WWI Single Blade from Royal Flying Corps FE8 Aircraft Propellor


A rare and very collectable WWI British Royal Flying Corps aircraft single wooden propellor blade from a 4 bladed FE8 single seat fighter and scout plane.

The propellor is made of laminated mahogany wood with a leading tip edge covered in a brass skin. The propellor was made by the workshops of Ruston (one of the largest British builders of aero-engines and aircraft during the War) and dates circa 1916. It has the decal on the blade, representing the company logo of a devil in front of a biplane, with RUSHTON LINCOLN ENGLAND. Condition is good, but the laminated wood is opening slightly at the hub end. There is a chunk missing on the tail edge of the blade, possibly the reason the propellor was scrapped.
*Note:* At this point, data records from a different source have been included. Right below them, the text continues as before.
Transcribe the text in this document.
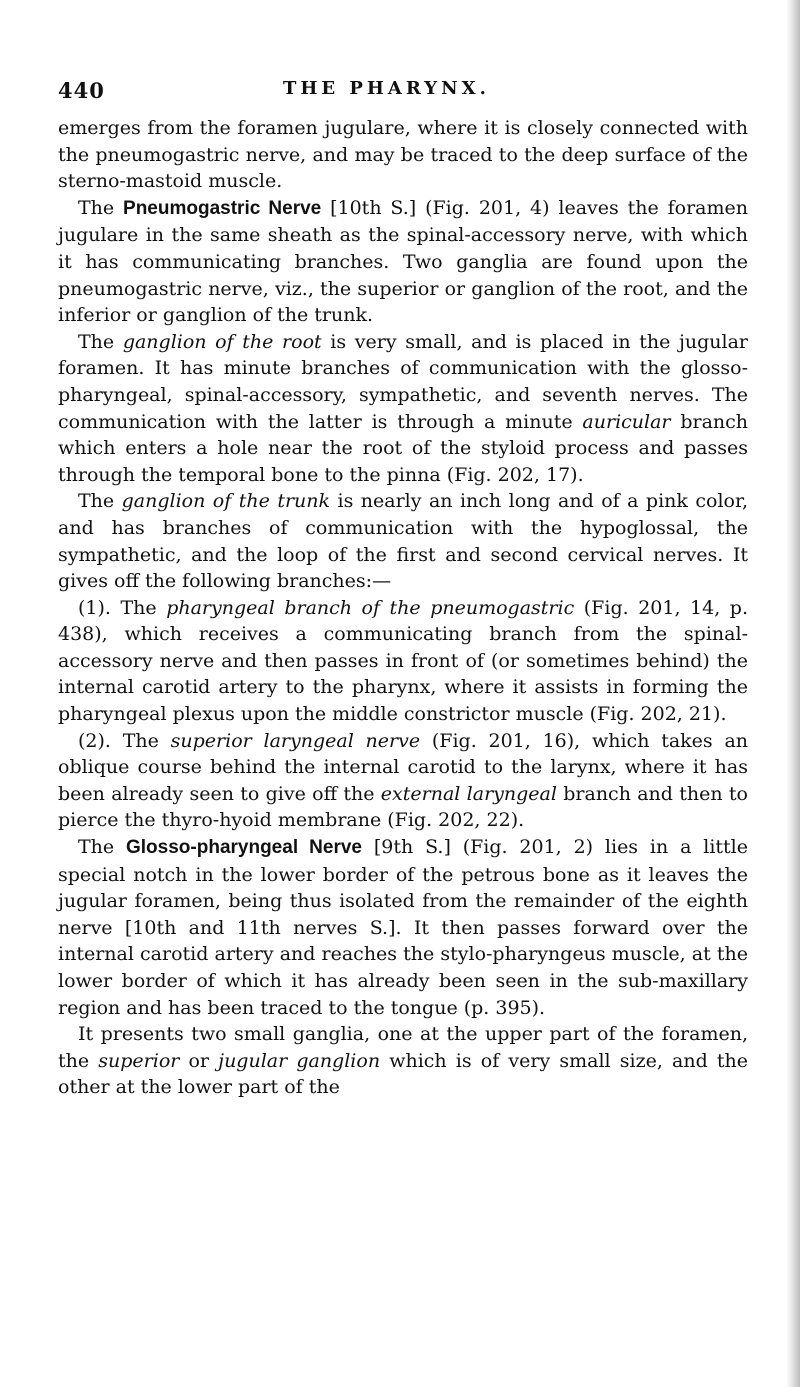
440	THE PHARYNX.

emerges from the foramen jugulare, where it is closely connected with the pneumogastric nerve, and may be traced to the deep surface of the sterno-mastoid muscle.

The Pneumogastric Nerve [10th S.] (Fig. 201, 4) leaves the foramen jugulare in the same sheath as the spinal-accessory nerve, with which it has communicating branches. Two ganglia are found upon the pneumogastric nerve, viz., the superior or ganglion of the root, and the inferior or ganglion of the trunk.

The ganglion of the root is very small, and is placed in the jugular foramen. It has minute branches of communication with the glosso-pharyngeal, spinal-accessory, sympathetic, and seventh nerves. The communication with the latter is through a minute auricular branch which enters a hole near the root of the styloid process and passes through the temporal bone to the pinna (Fig. 202, 17).

The ganglion of the trunk is nearly an inch long and of a pink color, and has branches of communication with the hypoglossal, the sympathetic, and the loop of the first and second cervical nerves. It gives off the following branches:—

(1). The pharyngeal branch of the pneumogastric (Fig. 201, 14, p. 438), which receives a communicating branch from the spinal-accessory nerve and then passes in front of (or sometimes behind) the internal carotid artery to the pharynx, where it assists in forming the pharyngeal plexus upon the middle constrictor muscle (Fig. 202, 21).

(2). The superior laryngeal nerve (Fig. 201, 16), which takes an oblique course behind the internal carotid to the larynx, where it has been already seen to give off the external laryngeal branch and then to pierce the thyro-hyoid membrane (Fig. 202, 22).

The Glosso-pharyngeal Nerve [9th S.] (Fig. 201, 2) lies in a little special notch in the lower border of the petrous bone as it leaves the jugular foramen, being thus isolated from the remainder of the eighth nerve [10th and 11th nerves S.]. It then passes forward over the internal carotid artery and reaches the stylo-pharyngeus muscle, at the lower border of which it has already been seen in the sub-maxillary region and has been traced to the tongue (p. 395).

It presents two small ganglia, one at the upper part of the foramen, the superior or jugular ganglion which is of very small size, and the other at the lower part of the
During the First World War aircraft propellers were invariably made of wood, the preferred varieties being walnut and mahogany, as both types were strong, easily workable and possessed a uniform grain pattern. The propellors were made from laminated strips of wood that were bonded together, rather than being fashioned from a single piece of timber. The prop. comes from a Royal Aircraft Factory F.E.8 aircraft which is a design dating to May 1915. At that time there was no satisfactory British design available to fit a forward-firing machine-gun to an aeroplane without recourse to the crude application of steel deflector plates on the airscrew. Designers therefore resorted to the pusher layout with the airscrew (propeller) on the back of the aircraft behind the pilot and the machine gun fixed at the front. The F.E.8 was designed by Mr. J. Kenworthy and was one of the most handsome pusher fighters built during the war. The engines used were the 100 h.p. Gnome Monosoupape and the 110 h.p. Le Rhone and 110 h.p.Clerget engines. The first production F.E.8s in France were with No.29 squadron on July 1st, 1916 and it remained in service as the last pusher fighter in the field until July 1917. However, by then it was vastly outmatched by the German fighters. 295 planes were built.
Ruston began making military aircraft in 1915 and the firm soon established its own propeller workshop to make airscrews for the Sopwith Strutters, Camels and Snipes that were being assembled in the main factory. A considerable number of Ruston propellers have been preserved in museums and private collections and they can be identified by the letters "RP" before the serial number.